The Court finds that the evidence presented by the plaintiff as outlined above does raise an inference of unlawful discrimination. An inference of unlawful discrimination however is not sufficient to prove a prima facie case of discrimination under § 31-290a. There is a second step that follows.

The second step of the analysis shifts the burden of proof to the defendant. The defendant is given the opportunity to rebut the presumption of discrimination by producing evidence of a legitimate, non-discriminatory reason for its actions. Ford v.Blue Cross Blue Shield, 216 Conn. 40, 54 (1990). The Court finds that the defendant successfully rebutted the presumption of discrimination raised by the plaintiff. It provided a "legitimate, non-discriminatory reason for its actions," namely, the general contractor, O G Contractors asking that the plaintiff be removed from the job because of the problems they had been having with him. Evidence was presented at trial to support this reason.

Thomas McNiff testified that O G had "had problems" with the plaintiff. He testified that he had witnessed a confrontation between the plaintiff and an O G employee. Robert Hilton testified that he had received telephone calls from O G asking that the plaintiff be removed from the job. He admitted that the reason for the lay-off was not lack of work but in fact, the complaints he had received from O G regarding the plaintiff. Further, McNiff had testified that he had not notified Robert Hilton of the plaintiff's injury but he had told the secretary in the office. In light of the evidence presented at trial, this Court concludes that the defendant presented a legitimate, non-discriminatory reason for terminating the plaintiff's employment.
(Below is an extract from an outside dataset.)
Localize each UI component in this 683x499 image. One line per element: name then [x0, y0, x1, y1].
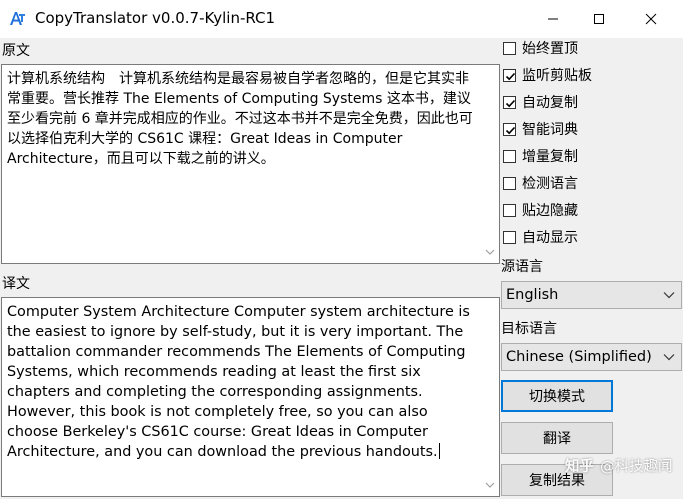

Therefore, the second part of the three-step analysis is satisfied and the defendant has successfully rebutted the presumption of discrimination raised by the plaintiff.

Our inquiry however does not end here. There is a third and important step in this framework that raises the inquiry "to a new level of specificity." Burdine, 450 U.S. at 255. In fact, our CT Page 1150 Supreme Court in Ford considered this third step to be of such great importance that it reversed the trial court judgment because the court had omitted this third step in its jury instructions.

The third and final step of the analysis requires that once the defendant has successfully rebutted the presumption raised by the plaintiff, "the plaintiff must then persuade the factfinder either that `a discriminatory reason more likely motivated the employer' or that `the employer's proferred explanation is unworthy of credence.'" Ford v. Blue Cross Blue Shield at 54 (citingMcDonnell Douglas, 411 U.S. 792 (1973). Here, the plaintiff merely denied any "problems" or "run-ins" with O G Contractors. Although the plaintiff's father testified that he had not witnessed any confrontations between the plaintiff and O G Contractors, the plaintiff has failed to persuade the Court that the defendant employer's "proffered explanation is unworthy of credence." SeeFord V. [v.] Blue Cross Blue Shield, 216 Conn. at 54.

The plaintiff has failed to persuade the Court that he was a victim of discrimination and that his employment was terminated as a result of his seeking to file a workers' compensation claim following an injury on the job. Therefore, this Court must conclude that even if the plaintiff's complaint in this action had withstood the defendant's Motion to Dismiss, the plaintiff failed to prove a prima facie case of discrimination under C.G.S. § 31-290a(a).

Judgment may enter for the defendant.